The fastest growth has been in the East of England and the West Midlands, which now have almost a fifth more cafes and coffee shops as they had in 2013.

The North West has also experienced relatively rapid growth and now has the second highest density of hospitality venues after London at 28 per 100,000 people.

Of course, the capital has long been the cafe-centre of the UK. But while it still has by far the most cafes, coffee shops and tearooms per 100,000 people at almost 43, there's only been modest growth since 2013.

Professor Michael Kenny, director of the Bennett Institute of Public Policy, says that many places are rebuilding their high streets around social spaces.

"There's evidence to suggest that the more social opportunities there are, the more likely it is that people will spend more time and - some research suggests - more money in the town centre," he says.

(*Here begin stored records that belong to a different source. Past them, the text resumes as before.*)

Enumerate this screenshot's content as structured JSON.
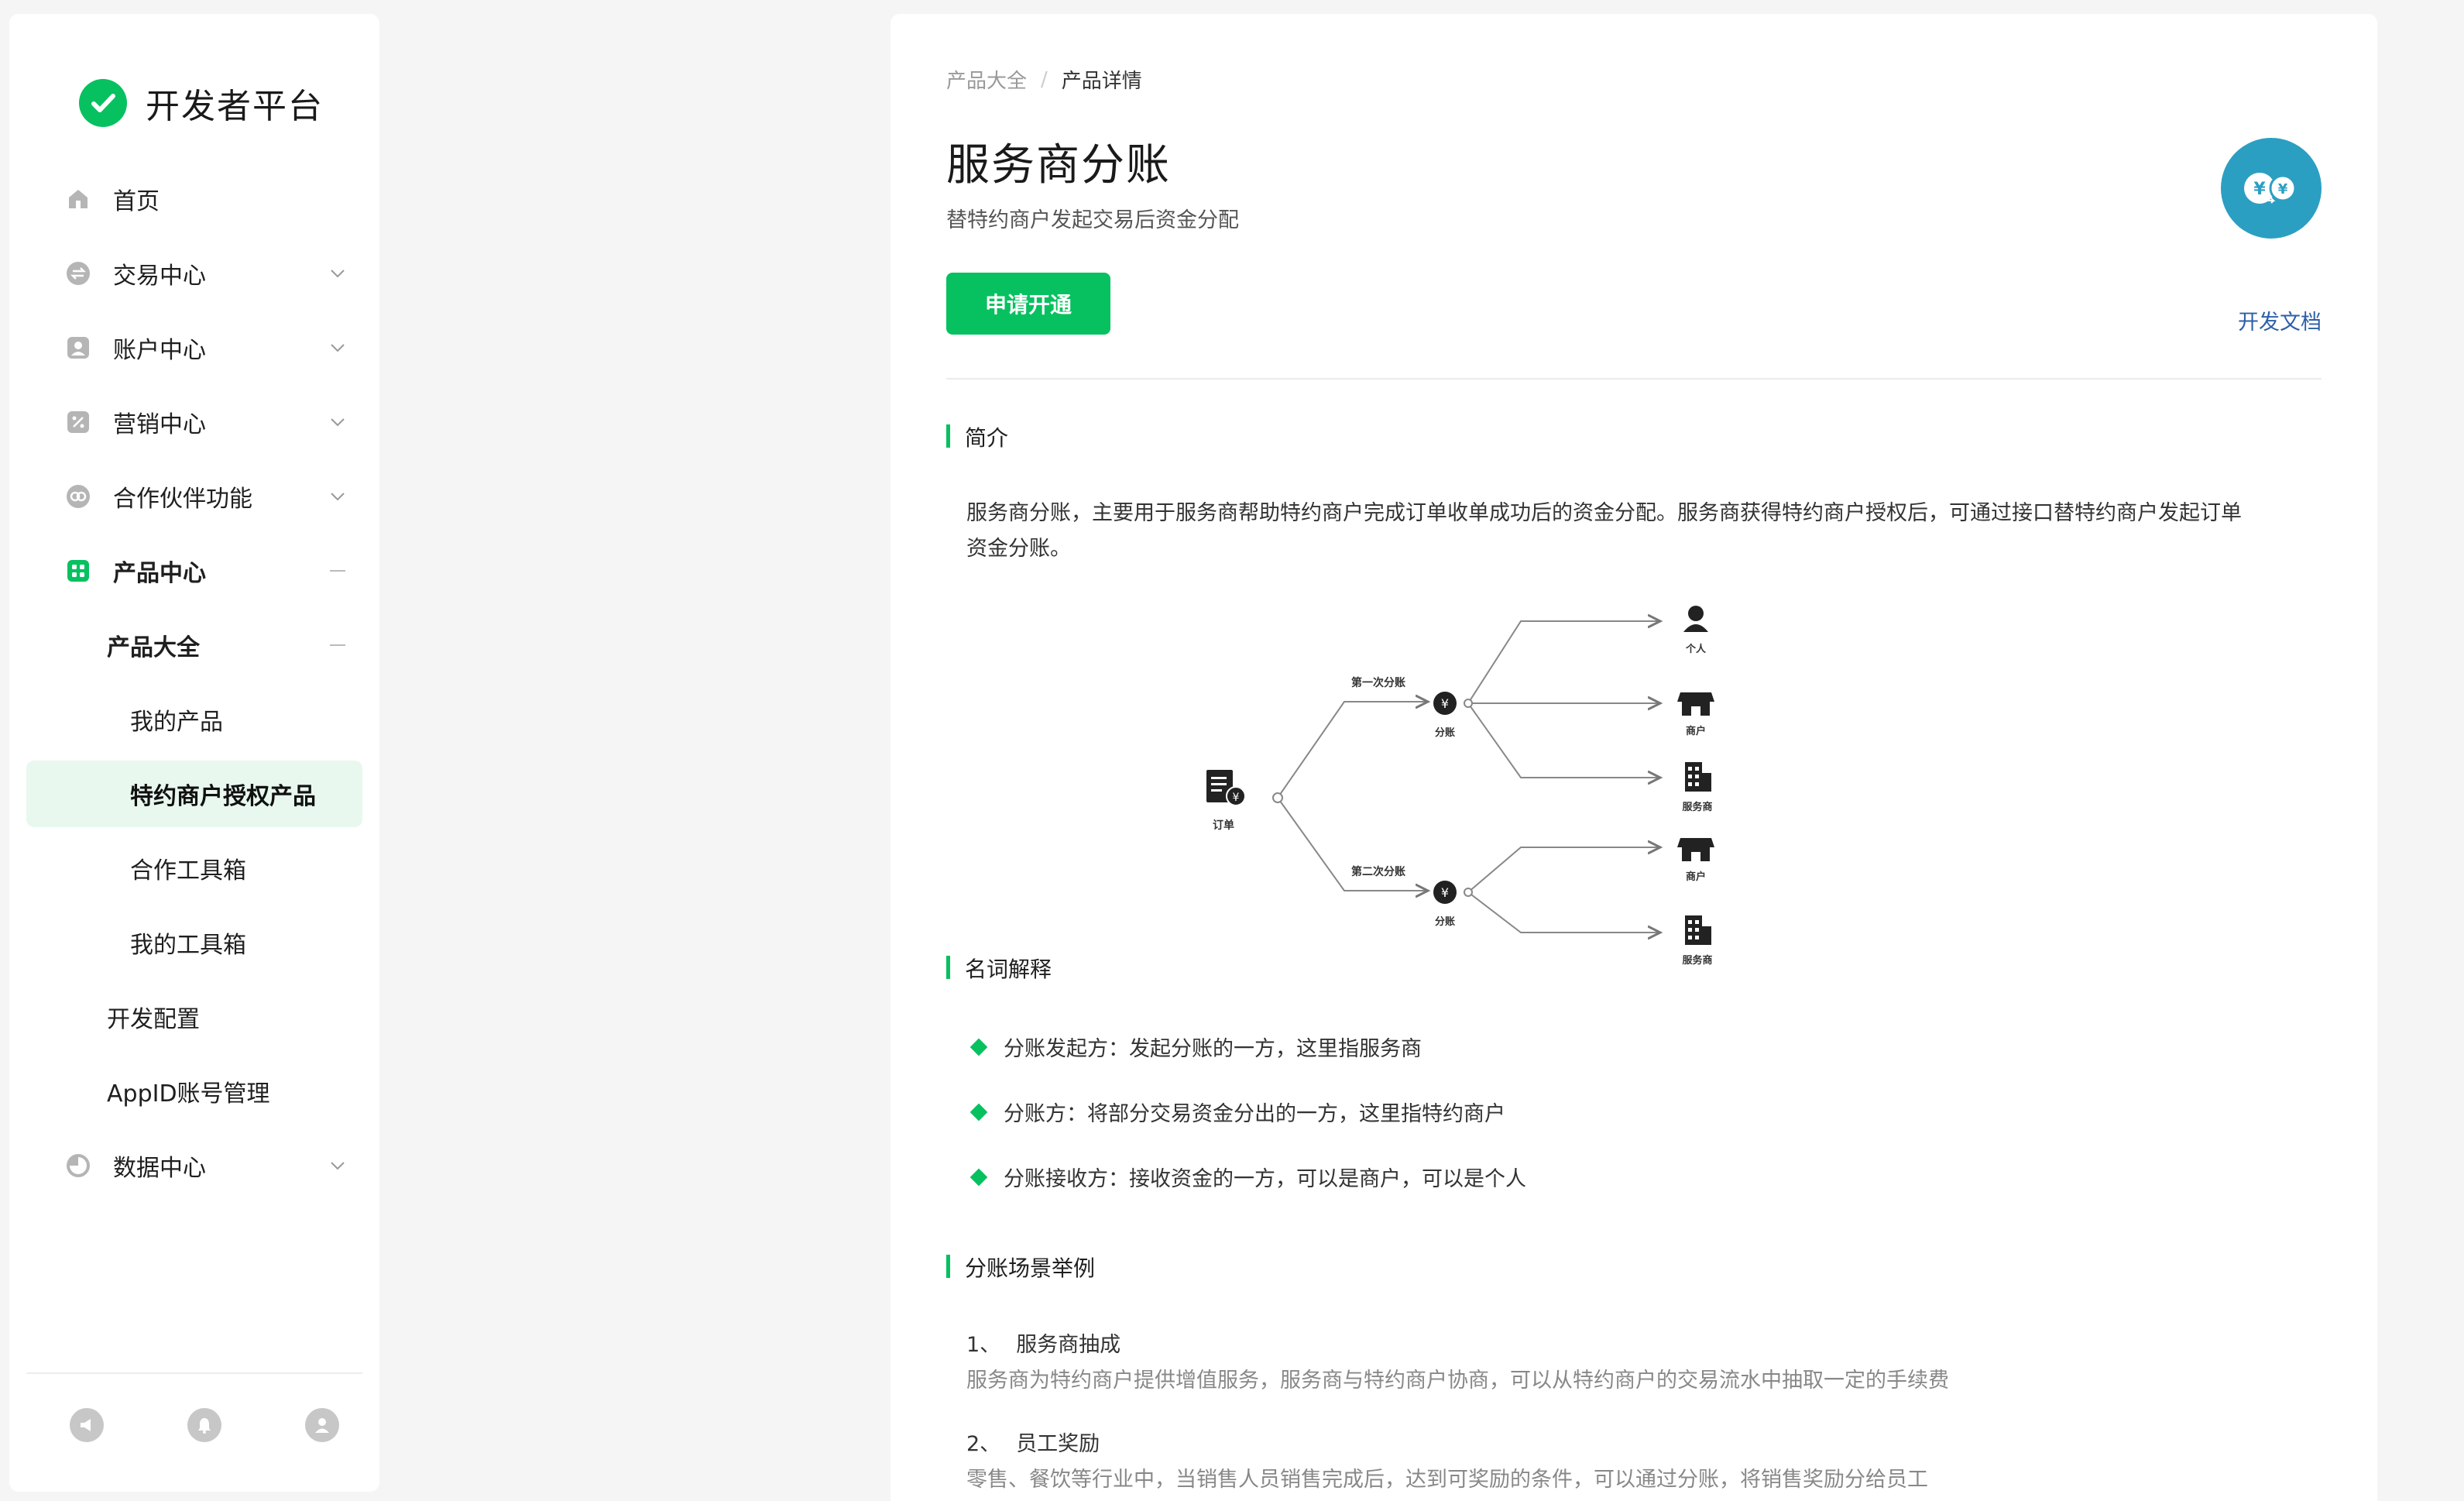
{
  "brand": {
    "name": "开发者平台"
  },
  "sidebar": {
    "items": [
      {
        "label": "首页",
        "icon": "home-icon"
      },
      {
        "label": "交易中心",
        "icon": "exchange-icon"
      },
      {
        "label": "账户中心",
        "icon": "account-icon"
      },
      {
        "label": "营销中心",
        "icon": "marketing-icon"
      },
      {
        "label": "合作伙伴功能",
        "icon": "partner-icon"
      },
      {
        "label": "产品中心",
        "icon": "product-icon"
      },
      {
        "label": "产品大全"
      },
      {
        "label": "我的产品"
      },
      {
        "label": "特约商户授权产品"
      },
      {
        "label": "合作工具箱"
      },
      {
        "label": "我的工具箱"
      },
      {
        "label": "开发配置"
      },
      {
        "label": "AppID账号管理"
      },
      {
        "label": "数据中心",
        "icon": "data-icon"
      }
    ],
    "footer_icons": [
      "announcement-icon",
      "notification-icon",
      "user-icon"
    ]
  },
  "breadcrumb": {
    "parent": "产品大全",
    "separator": "/",
    "current": "产品详情"
  },
  "product": {
    "title": "服务商分账",
    "subtitle": "替特约商户发起交易后资金分配",
    "apply_label": "申请开通",
    "doc_label": "开发文档"
  },
  "intro": {
    "title": "简介",
    "line1": "服务商分账，主要用于服务商帮助特约商户完成订单收单成功后的资金分配。服务商获得特约商户授权后，可通过接口替特约商户发起订单",
    "line2": "资金分账。"
  },
  "diagram": {
    "order": "订单",
    "first_split": "第一次分账",
    "second_split": "第二次分账",
    "split": "分账",
    "person": "个人",
    "merchant": "商户",
    "provider": "服务商"
  },
  "terms": {
    "title": "名词解释",
    "items": [
      {
        "name": "分账发起方",
        "desc": "：发起分账的一方，这里指服务商"
      },
      {
        "name": "分账方",
        "desc": "：将部分交易资金分出的一方，这里指特约商户"
      },
      {
        "name": "分账接收方",
        "desc": "：接收资金的一方，可以是商户，可以是个人"
      }
    ]
  },
  "scenarios": {
    "title": "分账场景举例",
    "items": [
      {
        "num": "1、",
        "title": "服务商抽成",
        "desc": "服务商为特约商户提供增值服务，服务商与特约商户协商，可以从特约商户的交易流水中抽取一定的手续费"
      },
      {
        "num": "2、",
        "title": "员工奖励",
        "desc": "零售、餐饮等行业中，当销售人员销售完成后，达到可奖励的条件，可以通过分账，将销售奖励分给员工"
      }
    ]
  },
  "colors": {
    "brand_green": "#07c160",
    "active_bg": "#e8f8ee",
    "link_blue": "#2d5fa8",
    "logo_teal": "#2b9fc2"
  }
}
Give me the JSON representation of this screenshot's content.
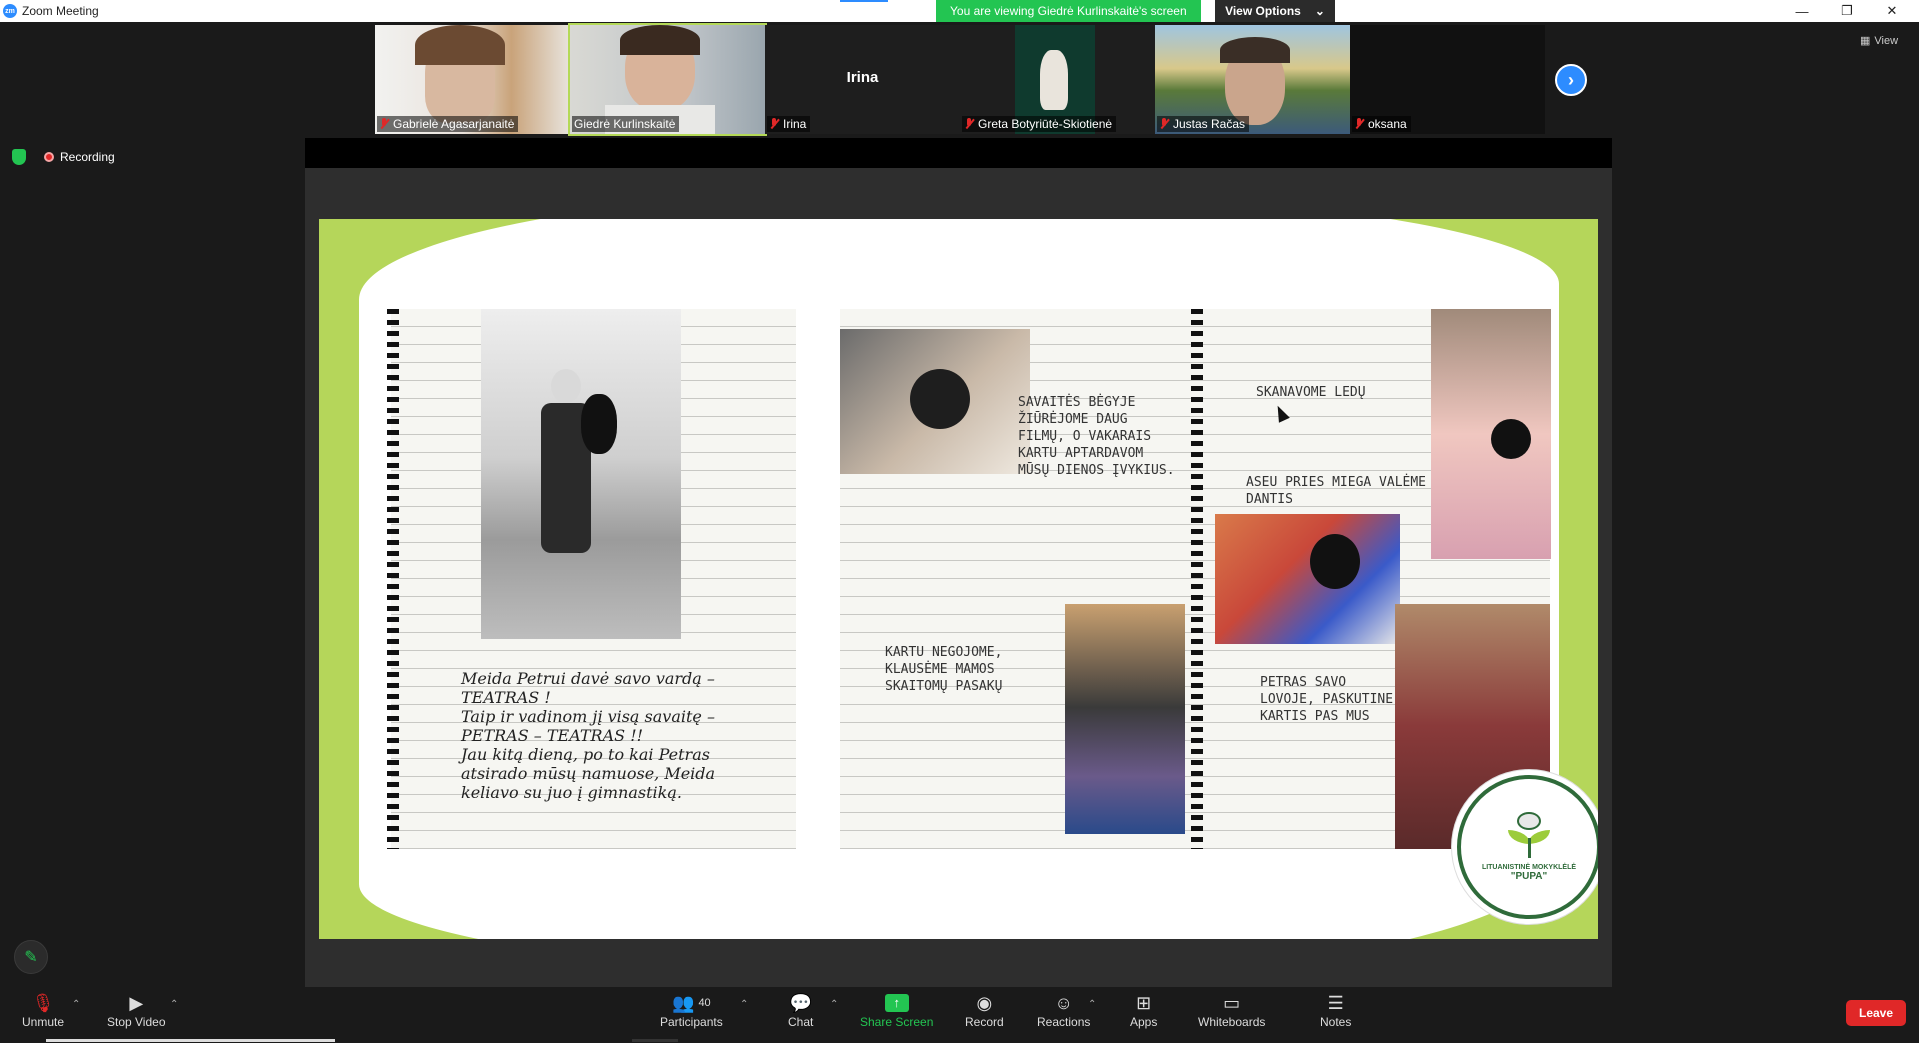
{
  "window": {
    "title": "Zoom Meeting",
    "logo_text": "zm",
    "banner": "You are viewing Giedrė Kurlinskaitė's screen",
    "view_options": "View Options",
    "minimize": "—",
    "restore": "❐",
    "close": "✕"
  },
  "gallery": {
    "participants": [
      {
        "name": "Gabrielė Agasarjanaitė",
        "muted": true
      },
      {
        "name": "Giedrė Kurlinskaitė",
        "muted": false
      },
      {
        "name": "Irina",
        "muted": true,
        "center_label": "Irina"
      },
      {
        "name": "Greta Botyriūtė-Skiotienė",
        "muted": true
      },
      {
        "name": "Justas Račas",
        "muted": true
      },
      {
        "name": "oksana",
        "muted": true
      }
    ],
    "next_arrow": "›",
    "view_label": "View"
  },
  "status": {
    "recording": "Recording"
  },
  "slide": {
    "left_page_text": "Meida Petrui davė savo vardą –\n  TEATRAS !\nTaip ir vadinom jį visą savaitę –\n  PETRAS – TEATRAS !!\nJau kitą dieną, po to kai Petras\natsirado mūsų namuose, Meida\nkeliavo su juo į gimnastiką.",
    "note1": "SAVAITĖS BĖGYJE\nŽIŪRĖJOME DAUG\nFILMŲ, O VAKARAIS\nKARTU APTARDAVOM\nMŪSŲ DIENOS ĮVYKIUS.",
    "note2": "SKANAVOME LEDŲ",
    "note3": "ASEU PRIES MIEGA VALĖME\nDANTIS",
    "note4": "KARTU NEGOJOME,\nKLAUSĖME MAMOS\nSKAITOMŲ PASAKŲ",
    "note5": "PETRAS SAVO\nLOVOJE, PASKUTINE\nKARTIS PAS MUS",
    "logo_line1": "LITUANISTINĖ MOKYKLĖLĖ",
    "logo_line2": "\"PUPA\""
  },
  "toolbar": {
    "unmute": "Unmute",
    "stop_video": "Stop Video",
    "participants": "Participants",
    "participants_count": "40",
    "chat": "Chat",
    "share_screen": "Share Screen",
    "record": "Record",
    "reactions": "Reactions",
    "apps": "Apps",
    "whiteboards": "Whiteboards",
    "notes": "Notes",
    "leave": "Leave"
  },
  "colors": {
    "banner_green": "#23c552",
    "slide_green": "#b5d65a",
    "leave_red": "#e02828",
    "accent_blue": "#2d8cff"
  }
}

The government's High Streets Task Force found that more retail-dependent high streets experienced a larger decline in footfall in the year to June 2020 than those also offering shoppers a range of social and leisure services.

This chimes with a survey by business consultancy CACI, which found that consumers who visit cafes and restaurants spend around 48% more in the surrounding retail businesses.

So, how are the UK's high streets faring?


Despite the pick up in spending ahead of Christmas, average high-street footfall at the start of November was still only three-quarters of the level it was in early 2020, and as low as 53% in London, according to data from Centre for Cities.

Footfall has returned to normal in only a handful of places like Blackpool and Southend.

The Centre for Cities data compares today's footfall with average levels in February and March 2020. One reason for the differences between cities could be seasonal variations, such as more people travelling to seaside towns during half-term holidays.

However, Valentine Quinio, an analyst at the Centre for Cities, says that this is unlikely to affect the most recent data.

"Comparing November to February, I would assume there's not that much difference in terms of seasonality," she says. "When we look at what's happened in the first week of November, that's post-half term and so we're looking at a normal period."

Is this helping to level up the rest of the UK?


A comparison of the Centre for Cities' high street recovery index with pre-pandemic average earnings shows that poorer areas have bounced back quicker.

Ms Quinio says that city size and affluence are key determinants of a high street's recovery.

"Large cities tend to have a high proportion of office jobs, which can be done from home and that's of course related to affluence," she says.

"The fact that people are still reluctant to go back to the office explains why we're still seeing slower recovery in larger cities, while smaller places rely a bit more on the weekend trade and that's bounced back."

But, this will not necessarily help to level up smaller, less affluent areas, as many of them had relatively weak local economies to start with.

"In many of these places, the levelling up challenges that they faced - lack of footfall, lack of consumer spending power, high vacancy rates on the high street - all these issues are still there and still need to be addressed," she says.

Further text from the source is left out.